Wednesday, April 11, 2012

The Conversation

Capitalization intentional, as Ashley Judd refers to the Conversation that way, in this piece. Excellent read despite the problematic title; given the content, I'm inclined to believe that the author didn't have control of the title.


That women are joining in the ongoing disassembling of my appearance is salient. Patriarchy is not men. Patriarchy is a system in which both women and men participate. It privileges, inter alia, the interests of boys and men over the bodily integrity, autonomy, and dignity of girls and women. It is subtle, insidious, and never more dangerous than when women passionately deny that they themselves are engaging in it. This abnormal obsession with women’s faces and bodies has become so normal that we (I include myself at times—I absolutely fall for it still) have internalized patriarchy almost seamlessly. We are unable at times to identify ourselves as our own denigrating abusers, or as abusing other girls and women.

Tuesday, April 10, 2012

Watch your language.

[trigger warning for discriminatory language]

Fuck that full of shit.

Well, that sentence alone probably guarantees that children will be kept off this site. Clearly that sentence is horrendously offensive.

But who is being talked about?

It could be essentially anyone. That sentence tells you nothing about the person's sex, gender, race, sexuality, religion, disability, physical ability, the list goes on. It's just a bit of aggression against someone who, apparently, has achieved the dislike of the speaker.

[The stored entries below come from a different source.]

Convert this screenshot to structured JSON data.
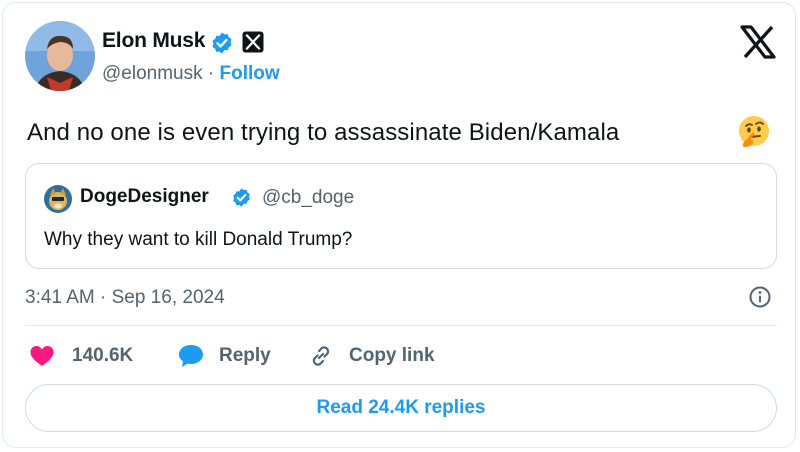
{
  "tweet": {
    "author_name": "Elon Musk",
    "author_handle": "@elonmusk",
    "separator": "·",
    "follow_label": "Follow",
    "text": "And no one is even trying to assassinate Biden/Kamala",
    "emoji": "thinking-face-icon",
    "timestamp": "3:41 AM · Sep 16, 2024"
  },
  "quoted_tweet": {
    "author_name": "DogeDesigner",
    "author_handle": "@cb_doge",
    "text": "Why they want to kill Donald Trump?"
  },
  "actions": {
    "like_count": "140.6K",
    "reply_label": "Reply",
    "copy_link_label": "Copy link"
  },
  "footer": {
    "read_replies_label": "Read 24.4K replies"
  },
  "colors": {
    "accent": "#1d9bf0",
    "like": "#f91880",
    "muted_text": "#536471",
    "border": "#cfd9de"
  }
}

Now let's ask another question about that line...who is hurt by it?


They don't even know what it means. It's only offensive in the sense that it's viewed as "bad language", and they might not know that.

It might make them seen as rude, crude, offensive, impolite.

So would calling someone ignorant. So would calling them a joke.

Are these words used with intense emotion?

Frequently, but they're not the only words that are, or even the only words that are used with their type of emotion.

Now, let's look at a few other derogatory words.

That's so gay.

Well, that's just lame.

You're retarded!

These words are generally commonplace. They can be used for essentially anything the speaker doesn't like, and unlike the words used in the opening sentence, aren't considered particularly offensive.

All they do, after all, is constantly remind people who actually are gay, people who actually have physical disabilities, people who actually have mental disabilities, just how society views them. People don't use these words to mean "what I aspire to", after all.

These words aren't used for the privileged, except to compare them to the marginalized. It constantly sends a message - these things are bad.

It's these words, not "shit" and "ass", that I would argue should be subject to a general understanding as offensive, and subject to censorship.

Of course, it's not only these words, and rather unlike the current understanding, this is not arbitrary.

Just ask two simple questions:

Does this word imply that someone is bad, for something beyond their control?

Is this word disproportionately used to target a specific group of people, again for something beyond their control?

Think about what you say.

Update 4/11: Edited to alter a word which I wasn't aware was considered ablist...which, I guess, goes to show how important it is to educate oneself. And in case anyone was wondering, no, I haven't missed the irony that the first time this happened on this blog was on this post of all things.

Monday, April 9, 2012

Hamza Kashgari

This man fled from his home country of Saudi Arabia to Malaysia to seek asylum after people in his home country started calling for his death. He was arrested by the government of Malaysia, and deported from there to Saudi Arabia.

His crime?


He posted about Muhammad on Twitter - three tweets about an imagined meeting with the prophet - and is likely to be put to death for it.

I hold in complete contempt the notion that any person, any idea, should be above critique and examination. That idea is how falsehoods thrive. That idea is what holds up tyrannies. That idea shows a callous disregard for reality itself, discarded in favor of what is thought of as revelation - and of course, the idea that it might not actually be revelation is certainly never to be considered.

Sign the petition here. Hamza Kashgari is an innocent man by any reasonable standard.